Readings for Week 2, February 2–Population thinking

In Class matters on January 26, 2010 by ariew

Dear Phil Sciers,

On Feb. 2 we’ll discuss a major conceptual theme that grows out of our class discussion today, “population thinking”.  Famously Ernst Mayr said that one of Darwin’s greatest achievements is introducing population thinking to biology in opposition to typological thinking.  What is population thinking?  That sounds like good sloganeering but what does it really mean?  Sometimes Mayr suggests that population thinking and typological thinking are contrasting metaphysical theses about what there is in the world (either types or variation are “real”).  But, there’s no explicit discussions of metaphysics (except for disdainful ones) in Darwin’s writings.  Some historians take “population thinking” to refer to a methodological (rather than a metaphysical) issue concerning how to understand and analyze heteorgeneous populations.  To them, the ultimate population thinkers are Galton, Mendel, Fisher, Wright and Haldane in virtue of their pioneering statistical techniques in biology.  But, if that’s the case, Darwin is no population thinker.  He employs no statistical terms or concepts besides the quite obvious idea (that every gambler know) that small differences become evident in the long run (think slightly weighted dice and their respected outcomes).  So, the issue is, what exactly is population thinking that Darwin pioneered?

For my part (and my interests) the population thinking issue is a foil to further clarify the difference between Darwin’s non-statistical version of natural selection and the modern statistical versions of natural selection.

The readings for this week are (see class folder):

Mayr, E. (1972) “The Nature of the Darwinian Revolution”. Science, New Series, Vol. 176, No. 4038, pp. 981ff.

Sober, E. (1980) “Evolution, population thinking, and essentialism”, Philosophy of Science, Vol. 47, No. 3, pp. 350ff

Ariew, A (2008) “Population Thinking”.  David Hull and Michael Ruse (eds.) Oxford Companion to Philosophy of Biology.

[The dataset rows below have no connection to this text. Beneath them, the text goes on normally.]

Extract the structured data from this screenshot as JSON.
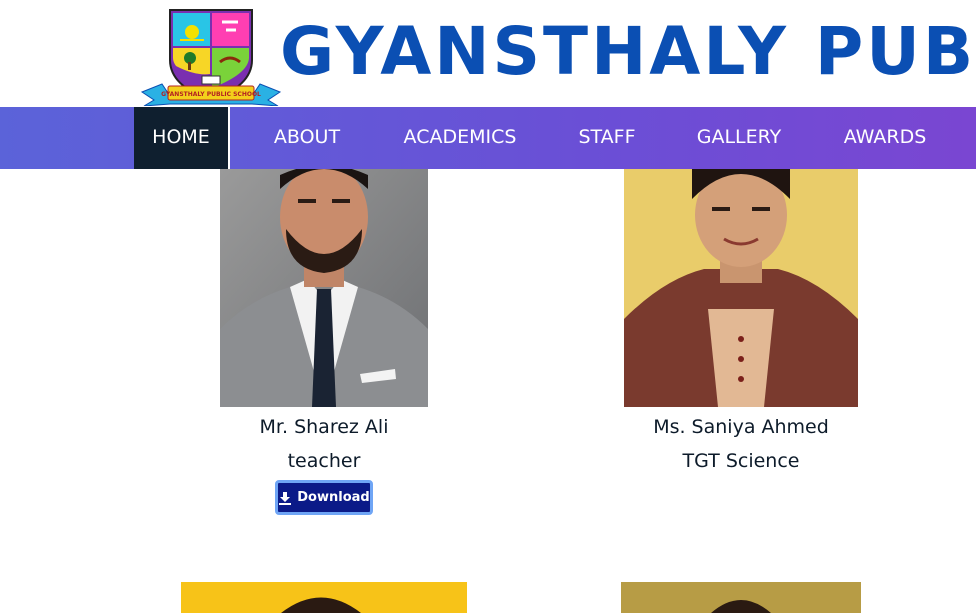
{
  "header": {
    "title": "GYANSTHALY PUBLIC SCHOOL",
    "logo_ribbon_text": "GYANSTHALY PUBLIC SCHOOL"
  },
  "nav": {
    "items": [
      {
        "label": "HOME",
        "active": true
      },
      {
        "label": "ABOUT"
      },
      {
        "label": "ACADEMICS"
      },
      {
        "label": "STAFF"
      },
      {
        "label": "GALLERY"
      },
      {
        "label": "AWARDS"
      }
    ]
  },
  "staff": [
    {
      "name": "Mr. Sharez Ali",
      "role": "teacher",
      "download_label": "Download"
    },
    {
      "name": "Ms. Saniya Ahmed",
      "role": "TGT Science"
    }
  ],
  "colors": {
    "nav_gradient_start": "#5b63d9",
    "nav_gradient_end": "#7a46d2",
    "nav_active": "#0f1f2f",
    "title_blue": "#0b4fb3",
    "download_bg": "#0b1a88"
  }
}
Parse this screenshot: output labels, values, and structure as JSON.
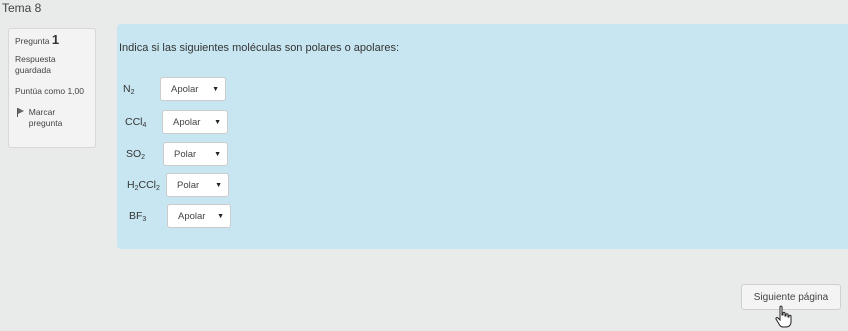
{
  "page": {
    "title": "Tema 8"
  },
  "question_info": {
    "label": "Pregunta",
    "number": "1",
    "state": "Respuesta guardada",
    "grade": "Puntúa como 1,00",
    "flag_label": "Marcar pregunta"
  },
  "question": {
    "prompt": "Indica si las siguientes moléculas son polares o apolares:",
    "items": [
      {
        "formula": [
          [
            "N",
            ""
          ],
          [
            "2",
            "sub"
          ]
        ],
        "answer": "Apolar"
      },
      {
        "formula": [
          [
            "CCl",
            ""
          ],
          [
            "4",
            "sub"
          ]
        ],
        "answer": "Apolar"
      },
      {
        "formula": [
          [
            "SO",
            ""
          ],
          [
            "2",
            "sub"
          ]
        ],
        "answer": "Polar"
      },
      {
        "formula": [
          [
            "H",
            ""
          ],
          [
            "2",
            "sub"
          ],
          [
            "CCl",
            ""
          ],
          [
            "2",
            "sub"
          ]
        ],
        "answer": "Polar"
      },
      {
        "formula": [
          [
            "BF",
            ""
          ],
          [
            "3",
            "sub"
          ]
        ],
        "answer": "Apolar"
      }
    ]
  },
  "navigation": {
    "next_label": "Siguiente página"
  },
  "icons": {
    "caret": "caret-down-icon",
    "flag": "flag-icon",
    "cursor": "hand-cursor-icon"
  },
  "colors": {
    "content_bg": "#c7e6f1",
    "page_bg": "#e9eaea"
  }
}
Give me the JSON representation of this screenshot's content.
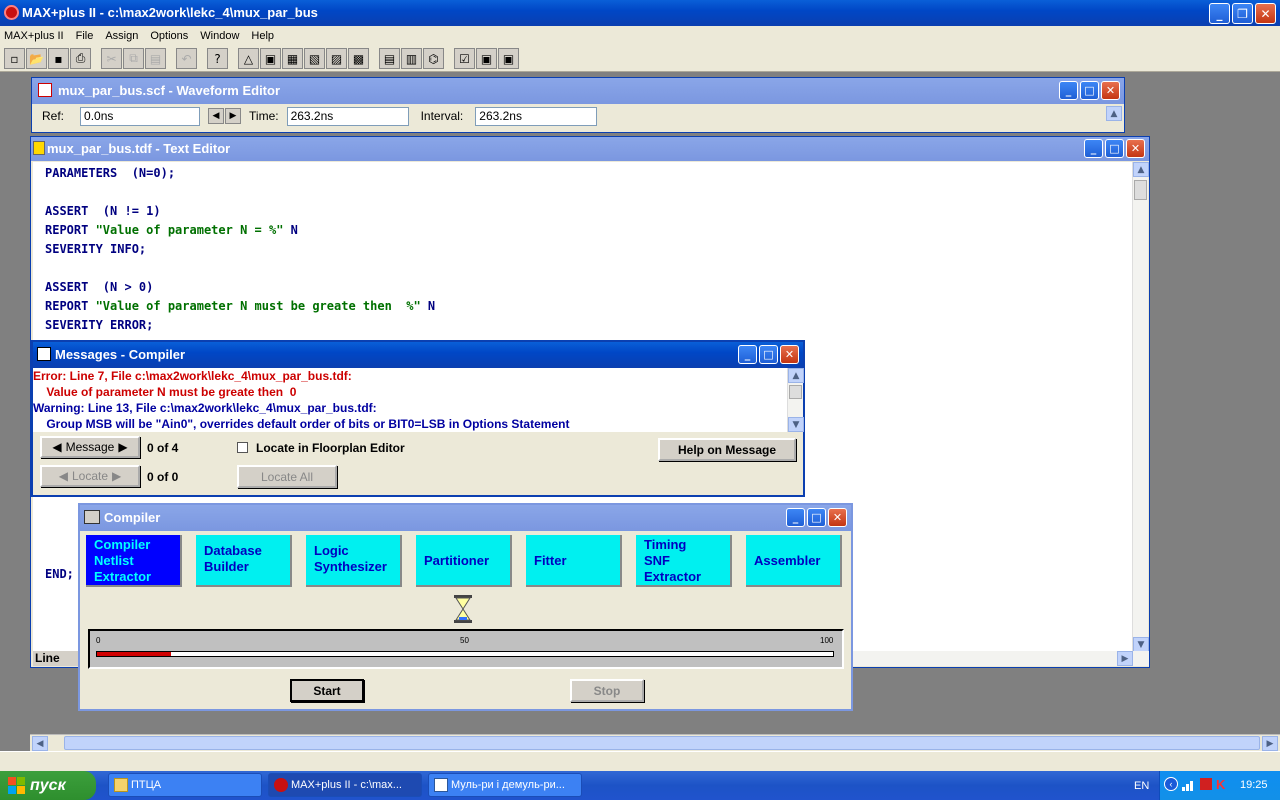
{
  "main_window": {
    "title": "MAX+plus II - c:\\max2work\\lekc_4\\mux_par_bus",
    "menu": [
      "MAX+plus II",
      "File",
      "Assign",
      "Options",
      "Window",
      "Help"
    ]
  },
  "waveform_editor": {
    "title": "mux_par_bus.scf - Waveform Editor",
    "ref_label": "Ref:",
    "ref_value": "0.0ns",
    "time_label": "Time:",
    "time_value": "263.2ns",
    "interval_label": "Interval:",
    "interval_value": "263.2ns"
  },
  "text_editor": {
    "title": "mux_par_bus.tdf - Text Editor",
    "lines": [
      {
        "kw": "PARAMETERS  (N=0);",
        "str": "",
        "tail": ""
      },
      {
        "kw": "",
        "str": "",
        "tail": ""
      },
      {
        "kw": "ASSERT  (N != 1)",
        "str": "",
        "tail": ""
      },
      {
        "kw": "REPORT ",
        "str": "\"Value of parameter N = %\"",
        "tail": " N"
      },
      {
        "kw": "SEVERITY INFO;",
        "str": "",
        "tail": ""
      },
      {
        "kw": "",
        "str": "",
        "tail": ""
      },
      {
        "kw": "ASSERT  (N > 0)",
        "str": "",
        "tail": ""
      },
      {
        "kw": "REPORT ",
        "str": "\"Value of parameter N must be greate then  %\"",
        "tail": " N"
      },
      {
        "kw": "SEVERITY ERROR;",
        "str": "",
        "tail": ""
      }
    ],
    "end_line": "END;",
    "partial_line": "[]    []",
    "status_label": "Line"
  },
  "messages": {
    "title": "Messages - Compiler",
    "items": [
      {
        "type": "error",
        "text": "Error: Line 7, File c:\\max2work\\lekc_4\\mux_par_bus.tdf:"
      },
      {
        "type": "error",
        "text": "    Value of parameter N must be greate then  0"
      },
      {
        "type": "warning",
        "text": "Warning: Line 13, File c:\\max2work\\lekc_4\\mux_par_bus.tdf:"
      },
      {
        "type": "warning",
        "text": "    Group MSB will be \"Ain0\", overrides default order of bits or BIT0=LSB in Options Statement"
      }
    ],
    "message_button": "Message",
    "message_count": "0 of 4",
    "locate_checkbox": "Locate in Floorplan Editor",
    "help_button": "Help on Message",
    "locate_button": "Locate",
    "locate_count": "0 of 0",
    "locate_all_button": "Locate All"
  },
  "compiler": {
    "title": "Compiler",
    "modules": [
      {
        "label": "Compiler\nNetlist\nExtractor",
        "active": true
      },
      {
        "label": "Database\nBuilder",
        "active": false
      },
      {
        "label": "Logic\nSynthesizer",
        "active": false
      },
      {
        "label": "Partitioner",
        "active": false
      },
      {
        "label": "Fitter",
        "active": false
      },
      {
        "label": "Timing\nSNF\nExtractor",
        "active": false
      },
      {
        "label": "Assembler",
        "active": false
      }
    ],
    "progress_percent": 10,
    "progress_ticks": [
      "0",
      "50",
      "100"
    ],
    "start_button": "Start",
    "stop_button": "Stop"
  },
  "taskbar": {
    "start_label": "пуск",
    "tasks": [
      "ПТЦА",
      "MAX+plus II - c:\\max...",
      "Муль-ри і демуль-ри..."
    ],
    "lang": "EN",
    "clock": "19:25"
  }
}
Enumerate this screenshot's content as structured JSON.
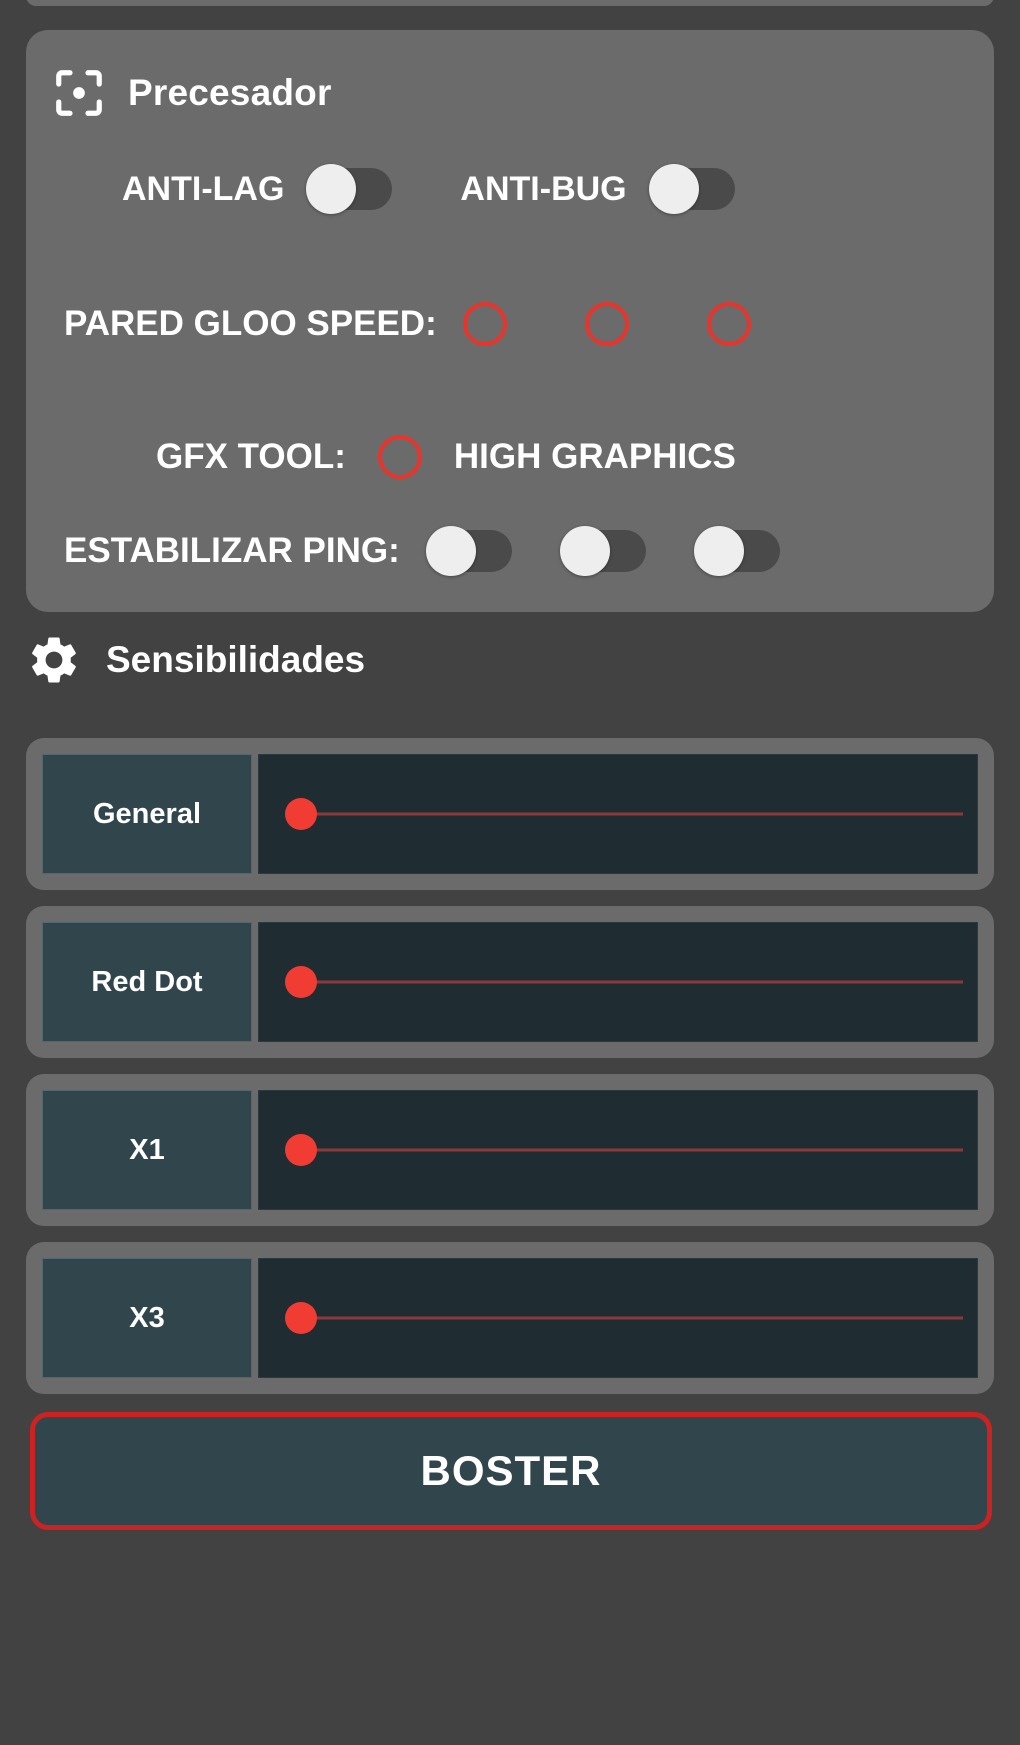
{
  "theme": {
    "page_bg": "#424242",
    "panel_bg": "#6b6b6b",
    "accent_red": "#e8342a",
    "slider_label_bg": "#31454d",
    "slider_track_bg": "#1f2d33",
    "text": "#ffffff"
  },
  "processor_panel": {
    "icon": "center-focus-icon",
    "title": "Precesador",
    "toggles": [
      {
        "label": "ANTI-LAG",
        "state": "off"
      },
      {
        "label": "ANTI-BUG",
        "state": "off"
      }
    ],
    "gloo_speed": {
      "label": "PARED GLOO SPEED:",
      "options": [
        {
          "selected": false
        },
        {
          "selected": false
        },
        {
          "selected": false
        }
      ]
    },
    "gfx_tool": {
      "label": "GFX TOOL:",
      "option_selected": false,
      "option_text": "HIGH GRAPHICS"
    },
    "stabilize_ping": {
      "label": "ESTABILIZAR PING:",
      "toggles": [
        {
          "state": "off"
        },
        {
          "state": "off"
        },
        {
          "state": "off"
        }
      ]
    }
  },
  "sensitivity_section": {
    "icon": "gear-icon",
    "title": "Sensibilidades",
    "sliders": [
      {
        "label": "General",
        "value": 0
      },
      {
        "label": "Red Dot",
        "value": 0
      },
      {
        "label": "X1",
        "value": 0
      },
      {
        "label": "X3",
        "value": 0
      }
    ]
  },
  "boster_button": {
    "label": "BOSTER"
  }
}
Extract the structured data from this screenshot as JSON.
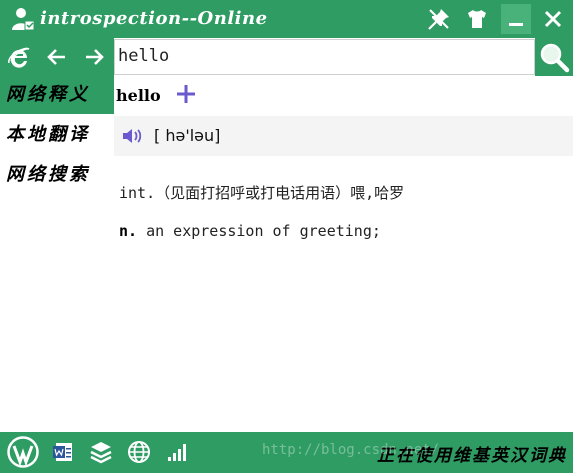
{
  "window": {
    "title": "introspection--Online",
    "accent_color": "#2e9c63",
    "icons": [
      "user-icon",
      "pin-icon",
      "shirt-icon",
      "minimize-icon",
      "close-icon"
    ]
  },
  "nav": {
    "icons": [
      "browser-icon",
      "back-arrow-icon",
      "forward-arrow-icon"
    ]
  },
  "search": {
    "value": "hello",
    "button_icon": "search-icon"
  },
  "sidebar": {
    "items": [
      {
        "label": "网络释义",
        "active": true
      },
      {
        "label": "本地翻译",
        "active": false
      },
      {
        "label": "网络搜索",
        "active": false
      }
    ]
  },
  "entry": {
    "word": "hello",
    "add_icon": "plus-icon",
    "speaker_icon": "speaker-icon",
    "phonetic": "[ hə'ləu]",
    "definitions": [
      {
        "pos": "",
        "text": "int.（见面打招呼或打电话用语）喂,哈罗"
      },
      {
        "pos": "n.",
        "text": " an expression of greeting;"
      }
    ]
  },
  "bottombar": {
    "icons": [
      "wordpress-icon",
      "word-doc-icon",
      "layers-icon",
      "globe-icon",
      "signal-icon"
    ],
    "status": "正在使用维基英汉词典",
    "watermark": "http://blog.csdn.net/"
  }
}
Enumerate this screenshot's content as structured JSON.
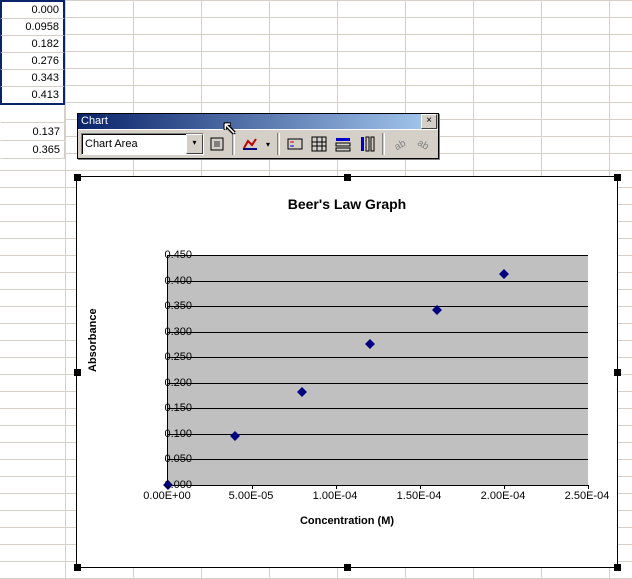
{
  "spreadsheet": {
    "columnA": [
      "0.000",
      "0.0958",
      "0.182",
      "0.276",
      "0.343",
      "0.413",
      "",
      "0.137",
      "0.365"
    ],
    "selected_range": [
      0,
      5
    ]
  },
  "toolbar": {
    "title": "Chart",
    "selector_value": "Chart Area",
    "close_glyph": "×",
    "dropdown_glyph": "▾"
  },
  "chart_data": {
    "type": "scatter",
    "title": "Beer's Law Graph",
    "xlabel": "Concentration (M)",
    "ylabel": "Absorbance",
    "xlim": [
      0.0,
      0.00025
    ],
    "ylim": [
      0.0,
      0.45
    ],
    "x": [
      0.0,
      4e-05,
      8e-05,
      0.00012,
      0.00016,
      0.0002
    ],
    "y": [
      0.0,
      0.0958,
      0.182,
      0.276,
      0.343,
      0.413
    ],
    "xticks": [
      "0.00E+00",
      "5.00E-05",
      "1.00E-04",
      "1.50E-04",
      "2.00E-04",
      "2.50E-04"
    ],
    "yticks": [
      "0.000",
      "0.050",
      "0.100",
      "0.150",
      "0.200",
      "0.250",
      "0.300",
      "0.350",
      "0.400",
      "0.450"
    ]
  }
}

OUP Press.

I added another paper, more historical, about how Darwin understood the potential power of statistical thinking but decided to ignore it when formulating his version of natural selection.  It has a terrible title:

Ariew, A (2007) “Under the influence of Malthus’s law of population growth: Darwin eschews the statistical techniques of Aldolphe Quetelet”, Studies in History and Philosophy of Biological and Biomedical Sciences. Vol. 38, pp. 1-19.